KISS Grammar Workbooks
The Functions of Prepositional Phrases
     Most prepositional phrases function as adjectives, as adverbs, or both. Just as with regular adjectives and adverbs, to determine the function of a prepositional phrase you need to first find what it describes.
The squirrel {in the tree} was eating nuts.

The phrase "in the tree" describes the squirrel, and since "squirrel" is a noun, the prepositional phrase functions as an adjective. Compare this to:

The squirrel was eating nuts {in the tree}.

In this sentence, the phrase "in the tree" explains where the squirrel was eating. It therefore describes "was eating" and thus functions as an adverb.

     Sometimes a prepositional phrase can function as both an adjective and an adverb at the same time.
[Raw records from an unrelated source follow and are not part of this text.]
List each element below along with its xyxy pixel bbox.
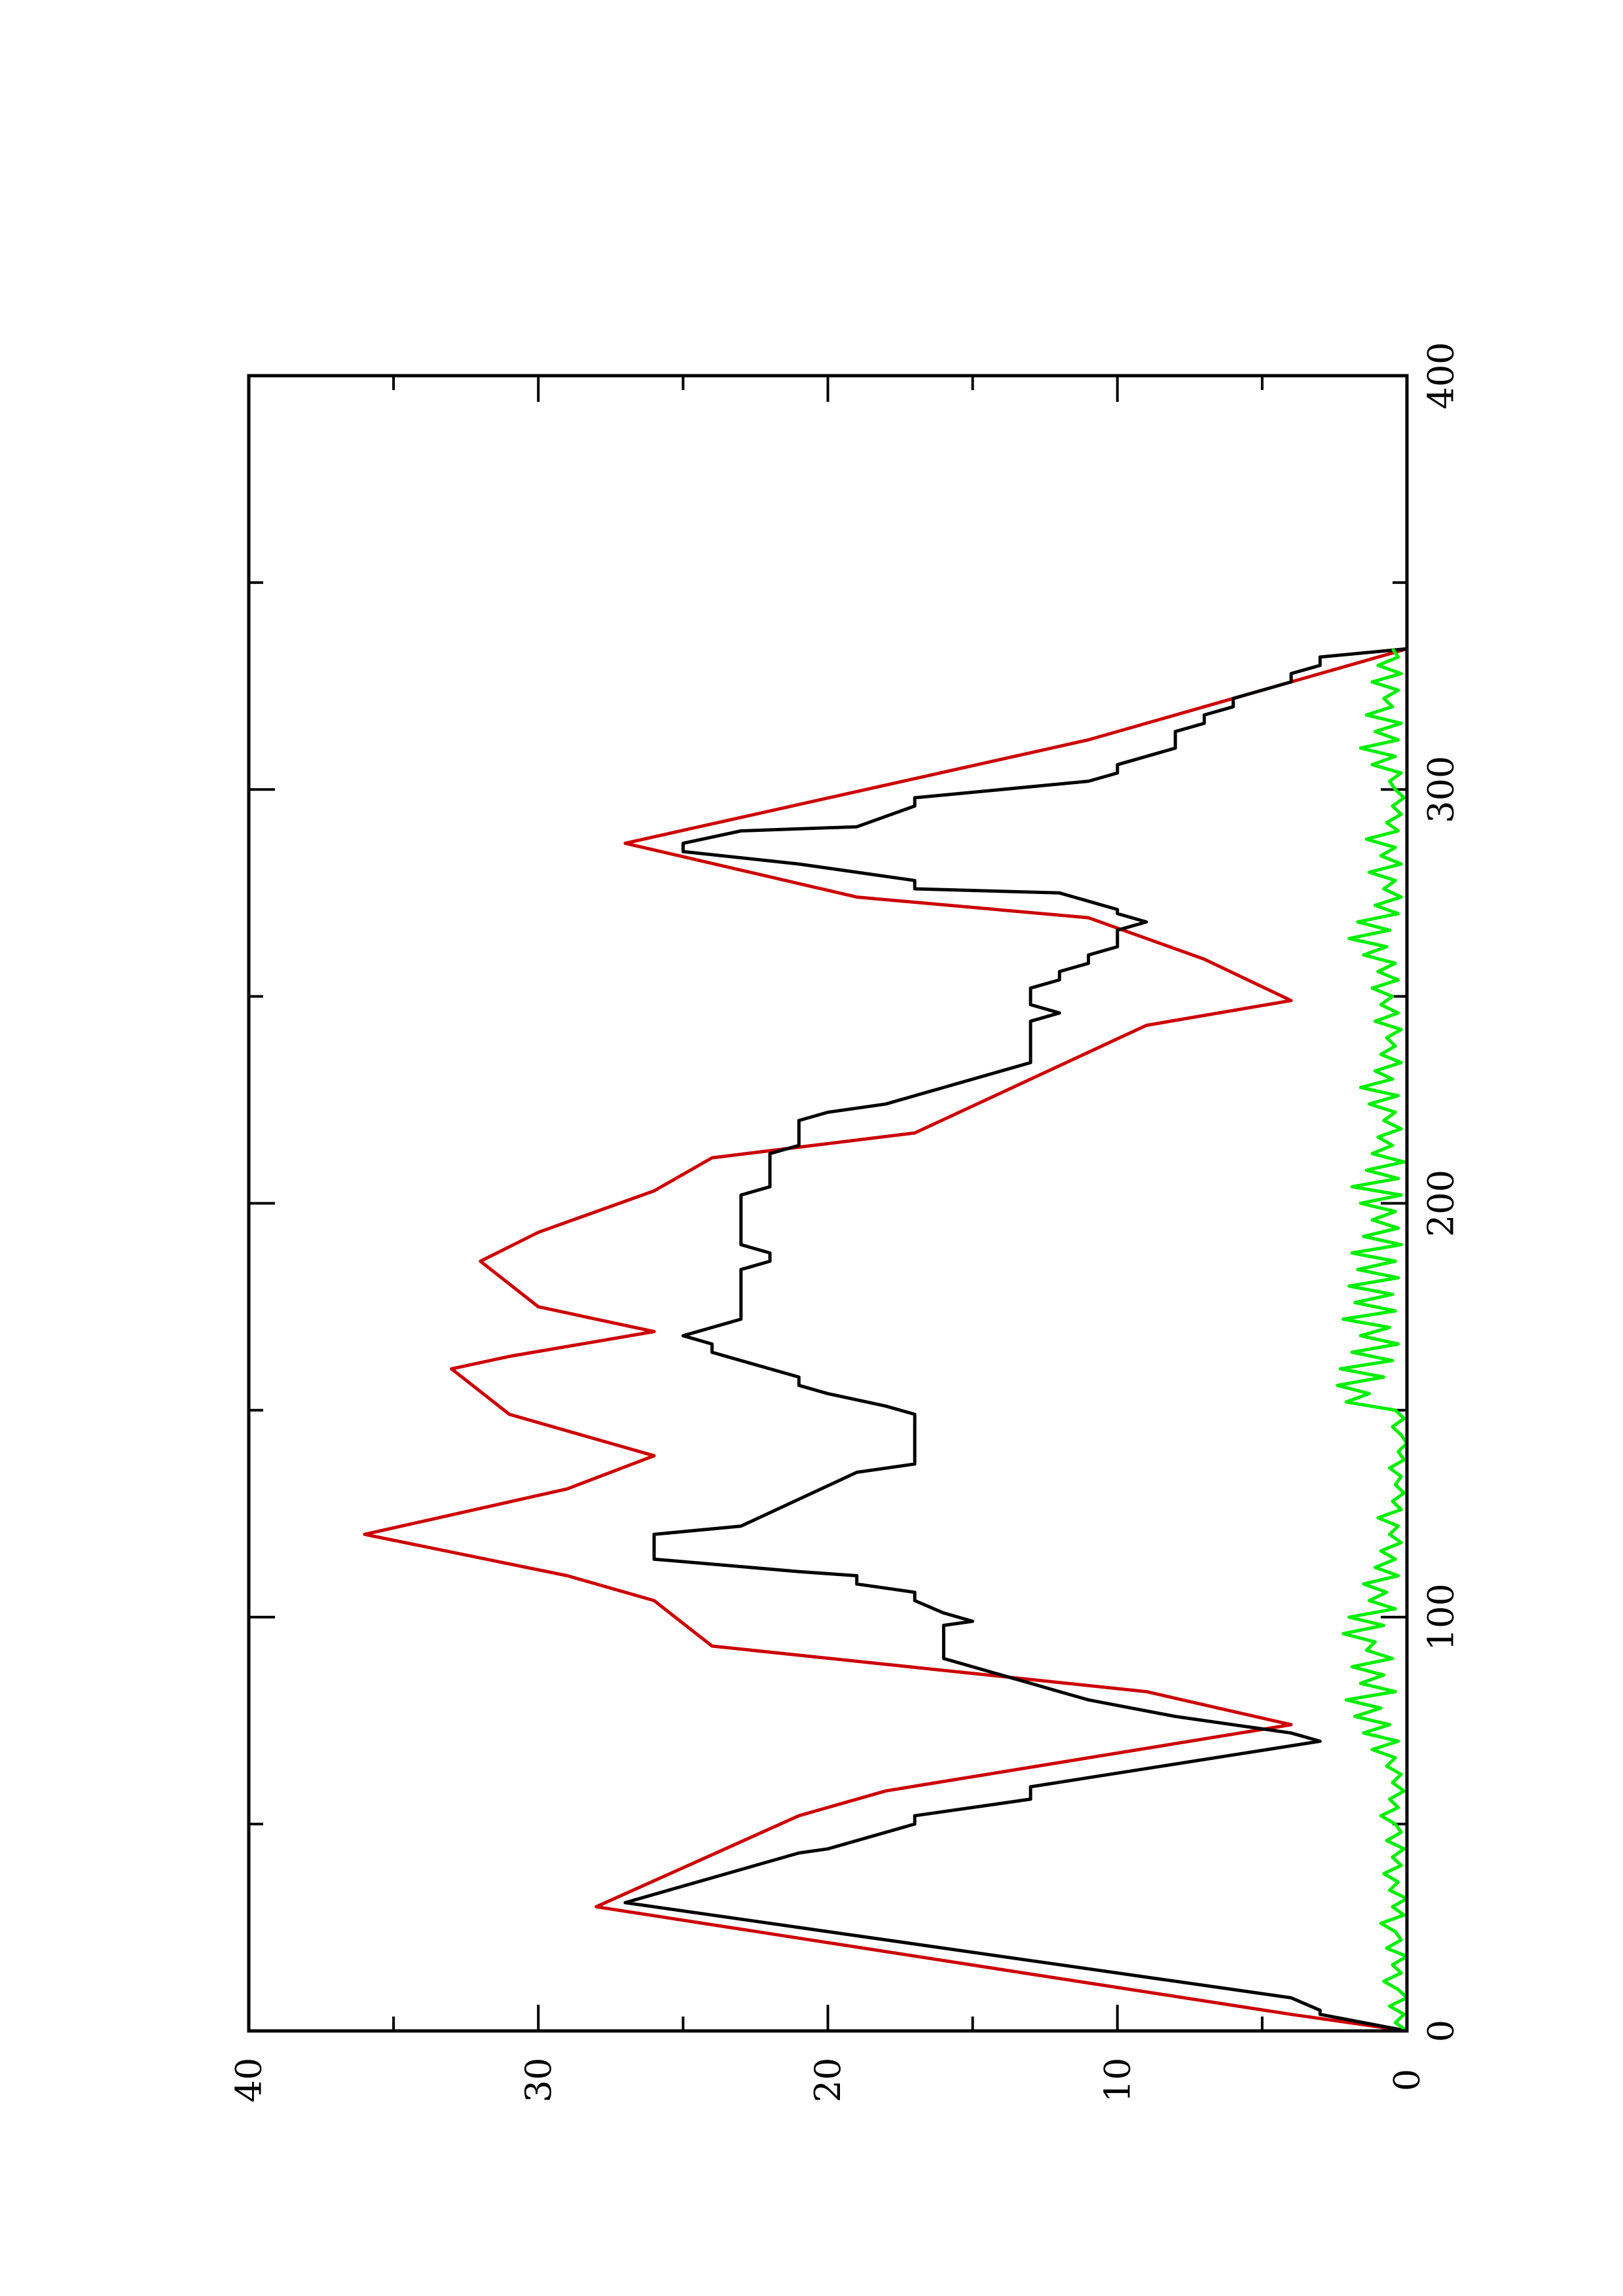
series-layer bbox=[363, 647, 1409, 2033]
tick-labels: 0 100 200 300 400 0 10 20 30 40 bbox=[228, 342, 1462, 2102]
y-tick-label: 10 bbox=[1097, 2058, 1138, 2103]
y-tick-label: 20 bbox=[807, 2058, 848, 2103]
green-series bbox=[1336, 647, 1409, 2033]
x-tick-label: 0 bbox=[1421, 2020, 1462, 2042]
x-tick-label: 200 bbox=[1421, 1170, 1462, 1237]
y-tick-label: 0 bbox=[1387, 2069, 1428, 2091]
x-tick-label: 400 bbox=[1421, 342, 1462, 409]
x-tick-label: 100 bbox=[1421, 1583, 1462, 1651]
y-tick-label: 40 bbox=[228, 2058, 270, 2103]
black-series bbox=[623, 647, 1408, 2033]
plot-frame bbox=[247, 374, 1409, 2033]
y-tick-label: 30 bbox=[518, 2058, 559, 2103]
x-tick-label: 300 bbox=[1421, 756, 1462, 823]
axis-ticks bbox=[247, 374, 1408, 2032]
red-step-series bbox=[363, 647, 1408, 2033]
The squirrel wants nuts {for supper).

Some people will see "for supper" as explaining which nuts the squirrel wants. Thus they will explain the "for supper" as an adjective to "nuts." Other people will view the phrase as answering the question "Wants why? They will consider it to be an adverb to "wants." Either explanation is acceptable.

     Some prepositional phrases function as indirect objects:

The squirrel offered a nut to the owl.

In this sentence, "to the owl" functions just like the indirect object would in "The squirrel offered the owl a nut."